What's it called?
The paintings that I've done over the past few years were inspired by an artist in Calgary named Mandy Stobo. She has been working on a series of "Bad Portraits" that have just taken off. Her concept of creating fast and with a whole lot of forgiveness really struck me. You can see her work by clicking here.
This journey began innocently enough with a portrait of Christopher Hitchen, the irascible yet brilliant Vanity Fair columnist and author painted shortly after he died. It was the catalyst, the key to the dozens of watercolour portraits that followed including these:
Then there was a lull, a long period of nothing, until I discovered that my shed had been tagged. It triggered something in my brain that then signalled me to create a canvas on the wall that faced the back alley. As soon as I did, a portrait of Elsie Yanik taken by Joey Podlubny at the Oilsands Banquet was the first thing that popped into my mind.
What followed has been remarkable, three murals, and five smaller acrylic portraits, and requests to paint portraits of famous musicians and actors, families and even Cookie Monster. I've had to start a file to keep track of the suggestions. What is crazy is that in this heightened creative state I no longer see barriers, only possibilities and colours.
I've been sharing my process with most of the painting I've done in the last month, a pictorial play-by-play. I find it so interesting to look at the progression and the stages along the way.
Stage One - Getting it right
The first step is drawing a set of squares on the originating photograph and transposing that same set of of squares to the canvas, record jacket, shed wall. I then sketch out the subject, ensuring that the essence of the character shines through. Details around the eyes, mouth and nose make all the difference here. Depending on the subject, the sketching out can take several hours. Once everything is penciled out, I use a black marker to make the lines easier to see once paint is applied.

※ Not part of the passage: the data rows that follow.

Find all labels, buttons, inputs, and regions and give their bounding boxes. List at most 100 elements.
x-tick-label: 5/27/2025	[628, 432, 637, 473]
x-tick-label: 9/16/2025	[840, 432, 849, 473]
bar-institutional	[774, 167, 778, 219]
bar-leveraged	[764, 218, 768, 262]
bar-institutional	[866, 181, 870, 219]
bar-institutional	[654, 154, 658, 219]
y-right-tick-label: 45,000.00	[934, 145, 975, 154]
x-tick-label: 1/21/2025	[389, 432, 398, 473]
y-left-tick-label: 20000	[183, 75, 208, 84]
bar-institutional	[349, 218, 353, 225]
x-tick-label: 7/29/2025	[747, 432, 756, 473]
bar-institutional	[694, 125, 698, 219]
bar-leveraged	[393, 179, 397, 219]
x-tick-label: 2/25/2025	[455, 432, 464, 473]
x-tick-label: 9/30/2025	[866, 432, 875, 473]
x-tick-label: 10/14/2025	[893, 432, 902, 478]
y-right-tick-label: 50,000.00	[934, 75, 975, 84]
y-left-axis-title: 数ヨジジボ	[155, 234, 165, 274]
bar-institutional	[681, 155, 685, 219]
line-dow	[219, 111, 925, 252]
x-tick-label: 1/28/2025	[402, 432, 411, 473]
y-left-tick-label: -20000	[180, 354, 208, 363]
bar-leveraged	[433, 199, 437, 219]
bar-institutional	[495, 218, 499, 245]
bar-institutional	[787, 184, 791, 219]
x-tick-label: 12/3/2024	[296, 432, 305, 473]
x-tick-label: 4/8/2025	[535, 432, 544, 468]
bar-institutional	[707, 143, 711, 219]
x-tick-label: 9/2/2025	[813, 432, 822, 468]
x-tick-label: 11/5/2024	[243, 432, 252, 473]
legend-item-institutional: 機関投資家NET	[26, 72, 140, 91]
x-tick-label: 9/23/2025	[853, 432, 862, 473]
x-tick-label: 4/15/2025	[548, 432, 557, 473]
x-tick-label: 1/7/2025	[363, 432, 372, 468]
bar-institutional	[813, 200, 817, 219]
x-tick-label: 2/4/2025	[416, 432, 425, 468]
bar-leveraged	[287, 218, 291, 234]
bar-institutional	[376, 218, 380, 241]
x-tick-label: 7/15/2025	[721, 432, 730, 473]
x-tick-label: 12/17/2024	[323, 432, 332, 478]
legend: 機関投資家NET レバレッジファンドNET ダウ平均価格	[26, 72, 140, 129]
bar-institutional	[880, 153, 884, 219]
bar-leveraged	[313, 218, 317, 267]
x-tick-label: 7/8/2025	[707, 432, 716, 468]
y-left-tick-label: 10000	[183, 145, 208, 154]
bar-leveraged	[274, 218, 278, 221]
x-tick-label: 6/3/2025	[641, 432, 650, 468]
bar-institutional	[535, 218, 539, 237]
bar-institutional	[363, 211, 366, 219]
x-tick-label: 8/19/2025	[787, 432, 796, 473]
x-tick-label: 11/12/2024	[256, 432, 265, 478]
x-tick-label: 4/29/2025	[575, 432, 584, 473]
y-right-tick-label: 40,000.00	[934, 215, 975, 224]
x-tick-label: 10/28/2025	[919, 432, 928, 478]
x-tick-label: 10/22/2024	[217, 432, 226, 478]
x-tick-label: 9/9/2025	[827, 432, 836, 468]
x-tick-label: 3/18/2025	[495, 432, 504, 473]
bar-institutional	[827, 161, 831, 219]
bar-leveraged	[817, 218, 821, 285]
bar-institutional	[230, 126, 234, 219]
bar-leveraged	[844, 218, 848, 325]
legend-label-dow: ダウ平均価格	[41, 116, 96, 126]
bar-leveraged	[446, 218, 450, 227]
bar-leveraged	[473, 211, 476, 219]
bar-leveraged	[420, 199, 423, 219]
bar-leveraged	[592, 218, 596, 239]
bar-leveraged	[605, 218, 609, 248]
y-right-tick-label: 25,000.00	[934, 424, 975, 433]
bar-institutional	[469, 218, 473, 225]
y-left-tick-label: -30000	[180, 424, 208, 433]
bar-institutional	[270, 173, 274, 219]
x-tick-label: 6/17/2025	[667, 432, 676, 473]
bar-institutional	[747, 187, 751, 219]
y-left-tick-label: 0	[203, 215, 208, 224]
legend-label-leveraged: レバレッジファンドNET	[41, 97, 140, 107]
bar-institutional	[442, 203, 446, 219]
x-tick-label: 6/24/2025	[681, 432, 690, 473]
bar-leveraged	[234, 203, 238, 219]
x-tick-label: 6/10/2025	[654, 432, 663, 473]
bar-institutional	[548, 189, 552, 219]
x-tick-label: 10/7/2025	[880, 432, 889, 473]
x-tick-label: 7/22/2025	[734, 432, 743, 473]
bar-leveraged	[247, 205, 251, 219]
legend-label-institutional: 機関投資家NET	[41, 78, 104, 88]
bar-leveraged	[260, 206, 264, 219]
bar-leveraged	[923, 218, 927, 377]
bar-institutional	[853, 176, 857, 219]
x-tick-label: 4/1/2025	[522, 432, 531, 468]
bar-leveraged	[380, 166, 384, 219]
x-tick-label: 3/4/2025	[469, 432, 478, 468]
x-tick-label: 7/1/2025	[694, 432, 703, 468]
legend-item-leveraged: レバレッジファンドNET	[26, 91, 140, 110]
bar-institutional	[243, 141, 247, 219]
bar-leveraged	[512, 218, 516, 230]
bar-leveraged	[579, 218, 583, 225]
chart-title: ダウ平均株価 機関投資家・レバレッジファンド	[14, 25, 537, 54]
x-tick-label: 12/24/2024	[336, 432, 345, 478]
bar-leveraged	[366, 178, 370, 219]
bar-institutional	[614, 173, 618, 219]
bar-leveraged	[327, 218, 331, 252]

Stage Two - Start with YELLOW
I always start with the face and with yellow. The brightest spots get dabbed with yellow before I move on to orange, light green, red, etcetera. This progression has served me well through all these pieces.
Stage Three - Muscling through
There is a time during every single piece when I go through a period of declining confidence. It doesn't last long, but that's when I have to step back and focus on the end. I also remind myself to trust the process.
Stage Four - The power of black
In among all these colours, black is a powerful force. It helps strengthen the contrast and give shape. It's always one of the last steps, when the painting really starts to jump off the canvas, or shed wall, whatever the case may be.
Stage Five - The wonder of white
While the canvas started white, when I'm almost done there is little to no white left. The brightest areas of the photograph get a little bit of white to finish off the next to last phase.
Stage Six - Whimsy
At the very end of the painting process, with 3 to 6 hours of effort under my belt, I have to decide if it needs a final dose of whimsy. With Miles Davis, Oscar Peterson, Bob Dylan and Adam Levine, the splatters and paint drip lines elevated the pieces to a whole different level. It's a scary moment, not without its risks. Each time I take the leap of faith and trust, it seems to work out the way the universe intended.
So, back to the original question. What's it called? Let's just call it whimsy until someone comes along to tell us different.